De fato, se desconsiderarmos o truque da distorção temporal, “Tenet” é composto por situações genéricas —invasões clandestinas, perseguições motorizadas, desarme de bombas. A realidade, porém, é que não é certo dizer que Nolan torna os blockbusters mais maduros, porque o que ele faz é dar mais nobreza a fixações adolescentes que muitos adultos ainda mantemos, criando fervilhantes paisagens conceituais nas quais tudo que os envolvidos fazem envolve arrombar cofres e explodir coisas.

Mas como ele as explode bem! E isso quer dizer algo num momento como este, quando imagens em grande escala, explosões e cenas de ação complexas, e não um significado profundo, é o que levará os espectadores assustados com o coronavírus a enfrentar as salas de cinema.

Talvez “Tenet” possa até oferecer um vislumbre nostálgico da situação em que estávamos meses atrás, do lado oposto de nossa própria estranha experiência temporal.

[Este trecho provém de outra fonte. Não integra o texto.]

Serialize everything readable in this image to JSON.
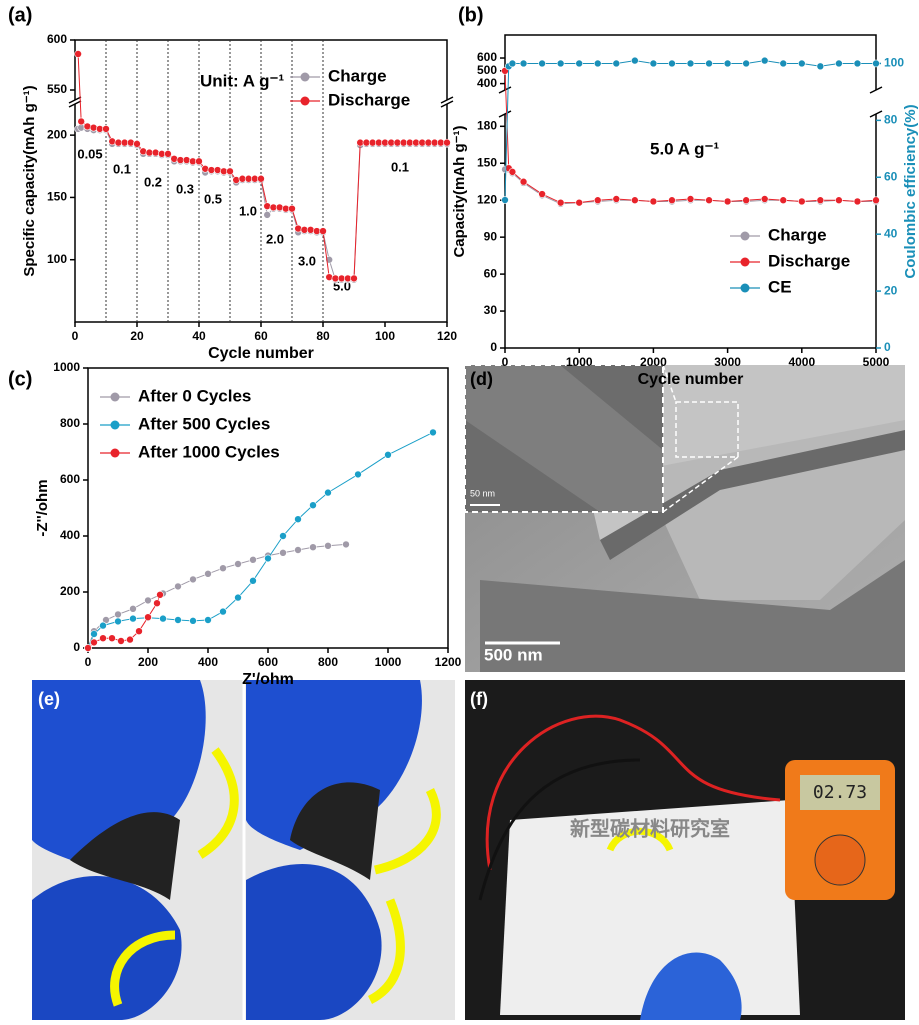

Em dado momento da história, o iate de Sator está ancorado na costa amalfitana , perto de Pompeia —uma cidade petrificada no pico de sua decadência pela explosão de um vulcão que seus moradores não perceberam que estava por irromper. É o que “Tenet” parece —um espetáculo dispendioso e vazio, transformado agora em um artefato fascinante de uma civilização que não imaginava o desastre que estava por acontecer.

Veja, nem que só para admirar a glória daquilo que um dia tivemos e que corremos o risco de nunca mais ter. Bem, isso e os ternos.